Pillage People
Capital Ideas
By: K. Lloyd Billingsley
6.18.2003
SACRAMENTO, CA - Californians hand over 33 percent of their income to government at all levels, the fourth highest tax burden in the nation. Yet the state Assembly is worried that the people are not taxed enough.
Under AB 1690, which passed the Assembly 41-35, California cities could impose a tax of as much as eight percent of the amount a worker owes in state income tax. The bill would also allow counties to levy a tax of up to two percent. Mark Leno, the San Francisco Democrat who introduced the measure, believes it would cost Californians earning less than $100,000 annually a meager $70 per year. City voters would have to approve the measure, co-written by John Burton, president pro tem of the Senate, but AB 1690 allows cities to use a supermajority or simple majority.
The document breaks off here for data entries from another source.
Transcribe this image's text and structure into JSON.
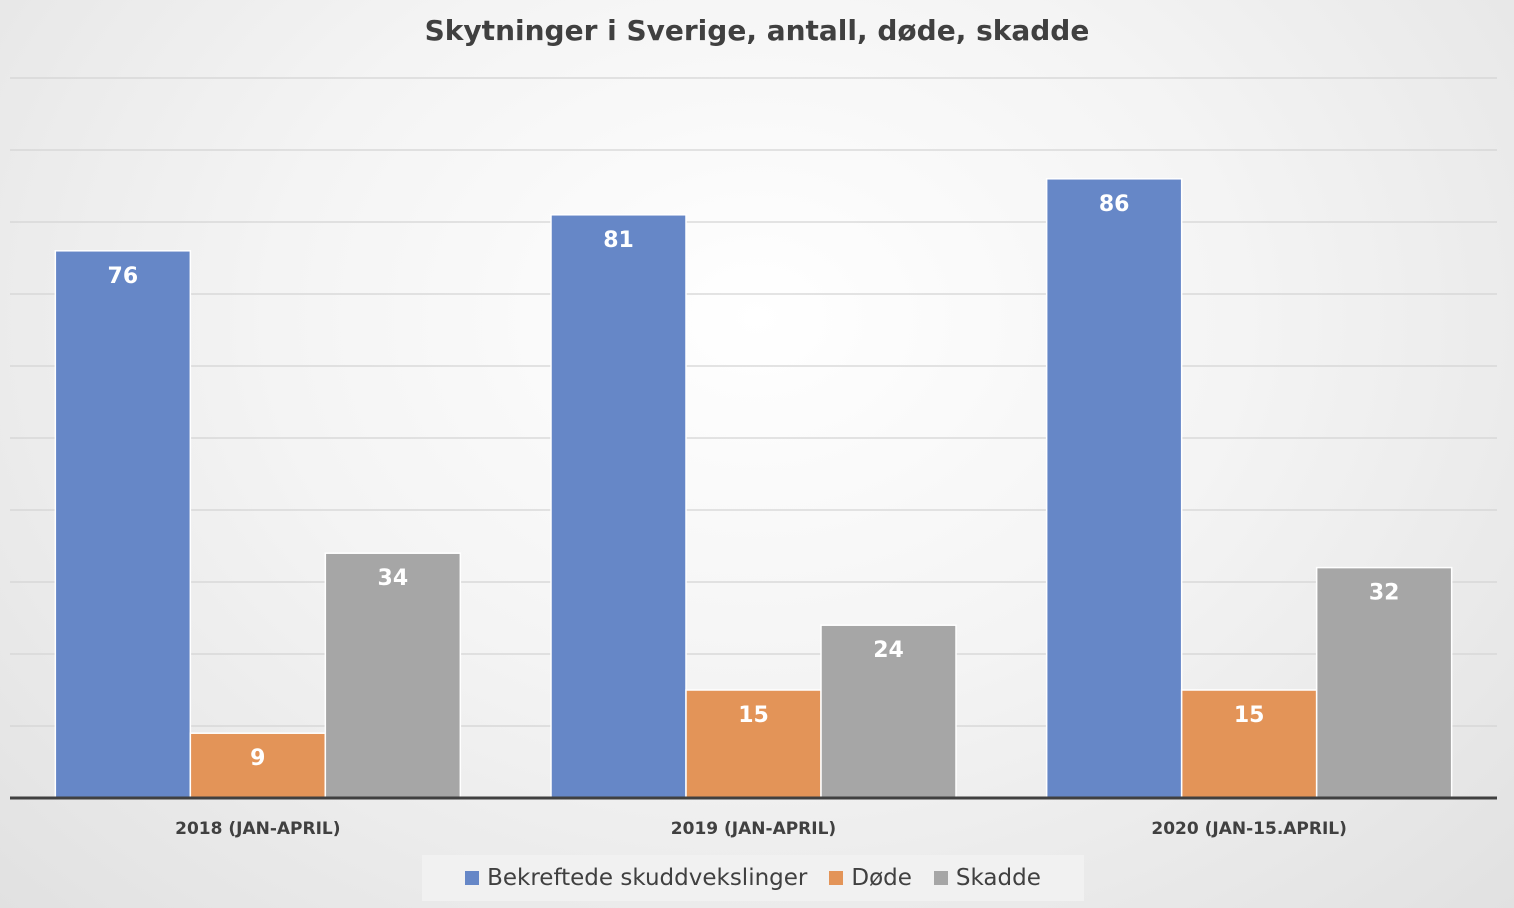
{
  "chart_data": {
    "type": "bar",
    "title": "Skytninger i Sverige, antall, døde, skadde",
    "categories": [
      "2018 (JAN-APRIL)",
      "2019 (JAN-APRIL)",
      "2020 (JAN-15.APRIL)"
    ],
    "series": [
      {
        "name": "Bekreftede skuddvekslinger",
        "values": [
          76,
          81,
          86
        ],
        "color": "#6687c7"
      },
      {
        "name": "Døde",
        "values": [
          9,
          15,
          15
        ],
        "color": "#e39458"
      },
      {
        "name": "Skadde",
        "values": [
          34,
          24,
          32
        ],
        "color": "#a6a6a6"
      }
    ],
    "ylim": [
      0,
      100
    ],
    "grid": true,
    "data_labels": true,
    "legend_position": "bottom"
  }
}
Assemblyman Leno, a former San Francisco supervisor, portrays his tax escalation as a simple extension of local control that would help cash-strapped cities provide emergency services. That is clever marketing but also misleading.
Proposition 13, it might be recalled, requires that a supermajority of voters approve any tax for specific purposes such as public safety. This measure is an attempt to skirt Proposition 13, which has been under attack recently in a series of editorials disguised as news stories. The voter-approved measure is supposedly unfair because some pay higher property taxes than others.
As a glance at San Francisco will confirm, cities can be as, corrupt, inept, and bureaucratically bloated as the state government. Cities are strapped for cash not because of Proposition 13 but because, like the state, they refuse to consider cheaper and more efficient ways of providing services, such as privatization. Empowering cities to impose income taxes on workers provides cities with no incentive to cut costs and actually rewards them for ineptitude. As for the workers, it punishes them.
Californians already pay federal income taxes, state income taxes, sales taxes, property taxes, car taxes (soon to be tripled), and a myriad of hidden measures such as gasoline taxes. For many families, taxes are their major expense, and tax freedom day does not come until April 29. Relieving Californians of yet more of their hard-earned money can only be described as a shakedown scheme motivated by greed. This calls for a clarification often mentioned in this space.
Wages and salaries are not a gift from employers or from the government. Rather, workers earn their money. When workers want to retain more of what they have already earned, they are not showing greed, as many politicians contend. They want to retain what they earned through labor. When government, however, wants to take more of what people earn, simply to alleviate the consequences of their own ineptitude, and with no effort to reduce massive waste, that indeed qualifies as greed.
True local control has no need to thrust a greedy hand into taxpayers' pockets. If legislators want to revive California they should reject the expansion of taxing power to cities and counties. Instead they should lower taxes, trim bureaucracy, and attack waste.